Anti-American trends in NWFP
Ashraf Ali: Statesman, July 21, 2007
The seventy-five years old Peshawar Khan was yet not ready to die. He wanted to live long. However, he felt no justification to continue living after he saw the dead bodies of nine members of his family who perished in a US-led coalition forces raid on Datakhel area in North Waziristan on June 24 last. This was the third consecutive attack by the coalition forces on the civilian population during five days which took the lives of sixty six people and left scores injured. “After the death of all my family members, my life is now meaningless,” were the last words of Peshawar Khan before he said goodbye to this world. Thanks to Peshawar Khan that he killed only himself and no one else in his suicide attack, but who can say a word about what his grandson, the only survivor of the family, will feel towards the Americans when he grows up.
Peshawar Khan’s grandson is not the only example. He represents thousands of those who have lost their near and dear ones in such kind of attacks on civilian population along the Pak-Afghan border.
Said Wali is one of the three survivors of a seminary attack in Bajaur that left eighty people dead and three injured. With the dream of becoming a religious scholar still not materialised, he might have regretted his decision of joining the madrassa two days ago at the time when his leg and six fingers were blown in an aerial attack in Bajaur on October 30. “I joined the madrassa just two days ago and then it was attacked,” said the 15-year old Said Wali, still fighting against his wounds. After having gone through a four-year course at another madrassa in Swabi district to become a Hafiz-e-Quran, he had migrated to get his education at a madrassa in his village to be in easy access to his family. “I knew nothing whom the madrassa was affiliated to and why was it attacked. I was concerned only with my studies,” said Said Wali.
Abu Bakr, 20, who got his ear drum damaged along with getting his right hand fractured and face burnt, is another survivor of the incident. With a dejected heart, he said, “What wrong have we done to the Americans? Are we so bad? Do we deserve to be killed?”

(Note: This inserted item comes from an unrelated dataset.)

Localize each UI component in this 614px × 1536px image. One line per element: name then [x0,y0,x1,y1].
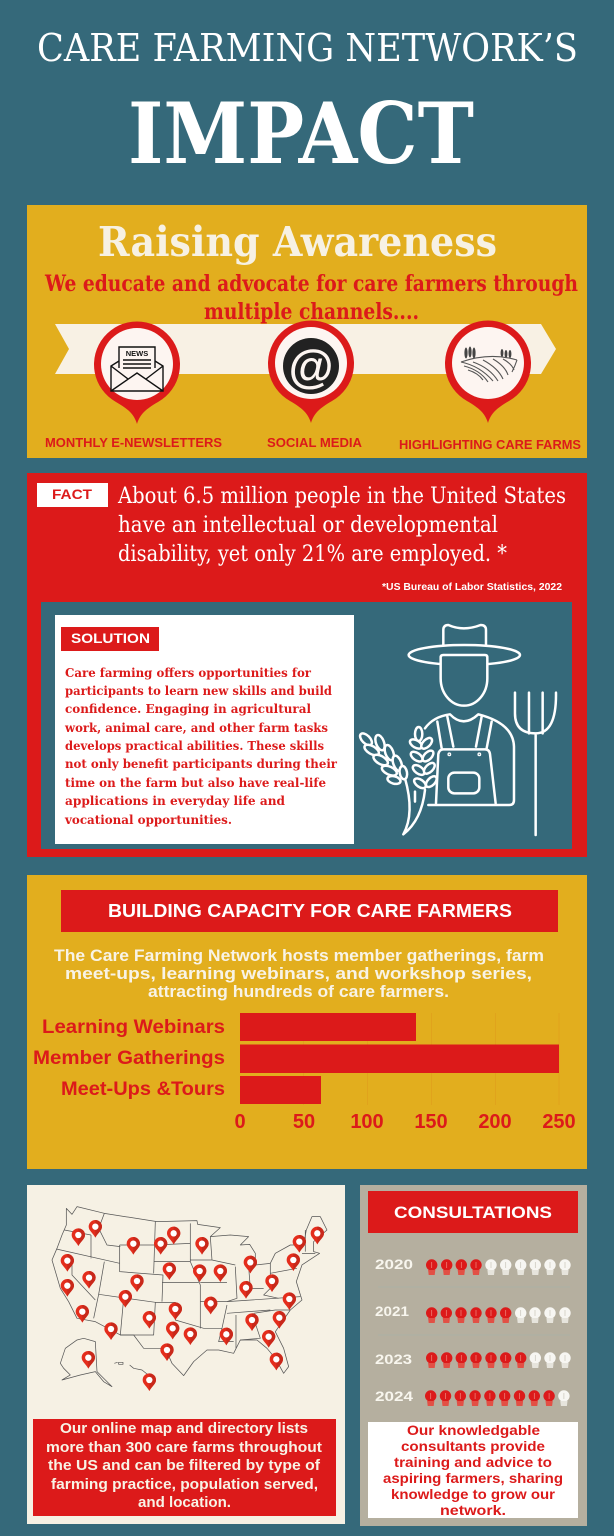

I remember the cries of a grieved mother with the blood-stained clothes of her son killed in the Bajaur madrassa attack. “May God destroy America as it has destroyed our sons,” she wailed. The attack was widely reported to have been carried out by American unmanned drones. Immediately after the incident took place, Maulana Faqir Muhammad, a firebrand speaker wanted to the Pakistani government for supporting al-Qaeda and hosting Osama bin Ladin’s top aide, Aiman al-Zawahiri, had asked the gathering of more than ten thousand people to shoot all those suspected of working for the US on the spot. He had added that “the death of 80 Taliban has given birth to 80,000 more of them.” The reaction was quick. Hardly a week after, on November 9, 2007, a suicide bomber attacked a Pakistan Army base and killed 42 young recruits in the most devastating strike by militants against the pro-US government of President Musharraf.
The rising hatred against America has gone to the extent that today drawing a line between a Talib and an al-Qaeda member, a common man and an extremist is really hard as extremism and violence as attitude have well-penetrated into the social values of this part of the world. A turbaned and bearded man taught in a madrassa should not necessarily be an extremist; rather an enlightened and well-educated, clean-shaven and well-dressed man can be a suicide bomber if he is convinced this way he can cause damage to the enemies of Islam.
Psychiatrist Dr. Mian Iftikhar Hussain says, “Violence, extremism and anti-Americanism have now become part of our social life.” In parts of the FATA, the clerics have banned the polio teams to enter the area and have asked the people not to get their kids vaccinated as the polio drives are an American conspiracy aimed at reducing the fertility of the next generation. A local cleric in the north of the country, Maulana Fazlullah, has through his FM radio channel been telling the audiences that the vaccination drives are a conspiracy of the Jews and Christians to stunt the population growth of the Muslims. Agency Surgeon Dr. Abdul Ghani was killed along with his four companions in Bajaur area a couple of months ago after inaugurating a polio drive.
On June 21, in an attack on the civilian population of Greshik district in Afghanistan, 25 persons, including three children and nine women, got killed. During the last couple of weeks more than 90 people have been killed in the coalition forces bombing on the civilian population in Afghanistan. The Afghan president, Hamid Karzai, during a press conference in Kabul strongly condemned this kind of 'careless' acts of the coalition forces and warned that this might turn the majority of the Afghan population against those countries whose forces were contributing to the war against terror.
Political observers are of the view that the killing of the civilians by the coalition forces has brought down the morale of its partners - General Musharraf and Hamid Karzai - in the war on terror. Their credibility within their respective countries is in question. Taking a solo fight on the terrorists in Pakistan and Afghanistan by the US-led coalition forces will further weaken the authority of Karzai and Musharraf within their respective countries which may result in losing their grip on terrorists on both sides of the border.